Sign-On for Federal Investments in Child Care
Please sign your Program/Agency/Organization name below to ask Senator Collins and Senator King to champion investment efforts in early childhood education.  

Maine has made important investments in child care educators and expanding child care for families in this year’s state budget. However, Maine, on its own, cannot make the transformative expansions needed to make affordable, high-quality child care accessible for every family, and make strides toward paying the child care workforce a wage that is representative of the skills and responsibilities for caring and educating the state’s youngest population. Child care is an issue that greatly impacts Maine residents, and crosses geographical, economic, and social demographics.

Maine has experienced a 19% decrease in its number of child care educators since 2019 and 141 providers have closed permanently. Even among the providers that have reopened, many are operating at reduced capacity, due to COVID-related precautions and/or staff shortages.
 
The average median child care wage is $29,000 a year placing the workforce among the lowest earners in Maine and bottom 2% of earners across the U.S. When early care and education programs can’t keep qualified teachers,  children, families and the economy suffer.
 
Child care is one of the largest monthly bills for families with children with an average cost of around $800 per month ($9,600 per year) for one child in a program in 2021, making child care unaffordable for nearly all Maine families.
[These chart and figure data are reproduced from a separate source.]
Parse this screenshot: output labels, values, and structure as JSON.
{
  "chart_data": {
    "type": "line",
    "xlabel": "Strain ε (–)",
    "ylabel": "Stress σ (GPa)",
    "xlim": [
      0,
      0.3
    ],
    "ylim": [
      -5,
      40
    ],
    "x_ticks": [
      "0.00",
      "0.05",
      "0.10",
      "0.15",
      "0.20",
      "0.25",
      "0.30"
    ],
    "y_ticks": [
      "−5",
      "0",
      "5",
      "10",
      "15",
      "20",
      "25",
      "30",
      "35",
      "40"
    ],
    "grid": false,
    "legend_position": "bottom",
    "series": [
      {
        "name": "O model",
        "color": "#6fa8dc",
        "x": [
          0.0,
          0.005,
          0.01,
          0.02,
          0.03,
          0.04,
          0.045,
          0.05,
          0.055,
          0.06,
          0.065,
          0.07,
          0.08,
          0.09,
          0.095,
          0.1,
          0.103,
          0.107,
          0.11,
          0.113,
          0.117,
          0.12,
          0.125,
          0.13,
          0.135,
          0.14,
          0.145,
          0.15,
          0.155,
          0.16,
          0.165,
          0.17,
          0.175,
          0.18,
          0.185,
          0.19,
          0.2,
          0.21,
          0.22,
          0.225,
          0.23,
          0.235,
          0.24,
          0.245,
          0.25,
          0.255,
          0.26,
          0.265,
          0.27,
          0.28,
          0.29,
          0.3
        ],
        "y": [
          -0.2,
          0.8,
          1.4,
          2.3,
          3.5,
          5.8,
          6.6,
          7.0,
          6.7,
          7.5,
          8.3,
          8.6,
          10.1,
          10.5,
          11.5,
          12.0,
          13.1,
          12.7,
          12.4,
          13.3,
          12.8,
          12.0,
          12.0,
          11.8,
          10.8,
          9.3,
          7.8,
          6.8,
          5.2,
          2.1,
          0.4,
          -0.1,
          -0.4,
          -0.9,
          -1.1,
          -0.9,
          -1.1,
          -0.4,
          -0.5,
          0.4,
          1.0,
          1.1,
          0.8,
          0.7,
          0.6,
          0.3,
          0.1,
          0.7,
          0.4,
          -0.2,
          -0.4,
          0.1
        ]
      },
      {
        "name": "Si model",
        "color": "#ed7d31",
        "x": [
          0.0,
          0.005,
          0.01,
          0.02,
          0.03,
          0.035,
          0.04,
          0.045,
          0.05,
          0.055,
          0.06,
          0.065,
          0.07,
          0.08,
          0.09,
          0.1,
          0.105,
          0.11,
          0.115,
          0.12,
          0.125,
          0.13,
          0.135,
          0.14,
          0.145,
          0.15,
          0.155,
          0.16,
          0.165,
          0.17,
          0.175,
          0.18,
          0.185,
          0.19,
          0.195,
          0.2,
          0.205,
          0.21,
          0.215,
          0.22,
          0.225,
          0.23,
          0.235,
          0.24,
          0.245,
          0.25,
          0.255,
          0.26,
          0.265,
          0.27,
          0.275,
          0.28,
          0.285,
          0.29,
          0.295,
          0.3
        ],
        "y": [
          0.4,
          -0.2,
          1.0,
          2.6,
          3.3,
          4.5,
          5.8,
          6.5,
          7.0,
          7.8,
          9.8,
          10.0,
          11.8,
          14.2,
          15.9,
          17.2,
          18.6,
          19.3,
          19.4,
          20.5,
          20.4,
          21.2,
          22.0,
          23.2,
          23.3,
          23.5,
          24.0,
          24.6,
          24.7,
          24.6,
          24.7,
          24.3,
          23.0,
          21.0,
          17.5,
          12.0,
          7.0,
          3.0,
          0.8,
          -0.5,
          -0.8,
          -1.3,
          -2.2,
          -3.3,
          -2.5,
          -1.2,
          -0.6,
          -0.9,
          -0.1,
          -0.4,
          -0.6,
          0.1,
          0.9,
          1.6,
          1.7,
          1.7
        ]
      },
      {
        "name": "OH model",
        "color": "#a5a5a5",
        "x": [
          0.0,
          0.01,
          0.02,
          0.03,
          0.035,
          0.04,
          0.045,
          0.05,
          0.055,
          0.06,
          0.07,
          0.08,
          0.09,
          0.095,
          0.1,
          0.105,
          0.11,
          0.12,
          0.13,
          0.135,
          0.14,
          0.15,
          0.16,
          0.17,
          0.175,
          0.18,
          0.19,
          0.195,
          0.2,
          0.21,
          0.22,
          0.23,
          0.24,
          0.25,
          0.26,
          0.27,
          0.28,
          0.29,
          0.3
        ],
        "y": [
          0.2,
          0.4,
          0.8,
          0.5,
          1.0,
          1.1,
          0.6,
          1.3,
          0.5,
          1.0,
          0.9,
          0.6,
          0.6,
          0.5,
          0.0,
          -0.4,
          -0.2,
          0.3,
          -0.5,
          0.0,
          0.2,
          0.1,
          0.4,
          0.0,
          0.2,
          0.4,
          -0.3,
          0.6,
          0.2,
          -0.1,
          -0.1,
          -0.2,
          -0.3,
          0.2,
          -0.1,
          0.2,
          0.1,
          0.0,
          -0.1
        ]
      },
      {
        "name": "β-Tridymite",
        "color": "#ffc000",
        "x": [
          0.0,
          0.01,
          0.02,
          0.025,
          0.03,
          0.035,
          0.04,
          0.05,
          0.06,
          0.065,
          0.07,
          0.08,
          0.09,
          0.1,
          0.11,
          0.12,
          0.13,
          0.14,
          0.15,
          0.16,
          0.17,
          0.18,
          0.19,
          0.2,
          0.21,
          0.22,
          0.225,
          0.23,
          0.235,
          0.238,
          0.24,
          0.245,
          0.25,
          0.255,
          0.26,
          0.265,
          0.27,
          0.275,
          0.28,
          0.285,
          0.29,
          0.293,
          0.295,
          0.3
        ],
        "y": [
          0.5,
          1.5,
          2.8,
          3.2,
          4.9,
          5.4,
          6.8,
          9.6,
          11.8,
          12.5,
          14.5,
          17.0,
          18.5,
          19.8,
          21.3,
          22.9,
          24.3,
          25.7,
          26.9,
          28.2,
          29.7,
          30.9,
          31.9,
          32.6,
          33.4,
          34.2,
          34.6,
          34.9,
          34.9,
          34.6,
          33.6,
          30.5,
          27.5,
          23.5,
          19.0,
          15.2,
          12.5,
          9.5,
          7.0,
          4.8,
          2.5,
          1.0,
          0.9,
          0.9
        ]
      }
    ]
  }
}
This crisis has only grown during the Covid 19 pandemic, exacerbating an already untenable situation for working families.
 
In Maine, 22% of all residents live in a child care desert. Child care supply is especially low among certain populations, with 26% of Hispanic/Latino families, 26% of rural families, and 38% of low-income families living in areas without enough licensed child care providers. In Maine, 77% mothers of young children participate in the labor force.

We need Congress to act swiftly to address the child care crisis in Maine through the budget and reconciliation process. We can’t continue to invest in one part of the system at the expense of the other. Investments must value the role of the early childhood educators by raising compensation and benefits, support quality in programs, and address the high costs for families. We must reject the notion that children’s education and development is only worth investing in once they enter a public school. The overwhelming amount of research we have to show that children’s brains develop at a faster rate in the first five years, is a reason alone to invest in quality early learning experiences.

We ask you to not only support these investments but to be a champion for all Maine’s children, families, and early childhood educators. We can make high quality early childhood education affordable and accessible for all Maine’s children and families while also building a child care workforce that is well compensated for the highly skilled work they do.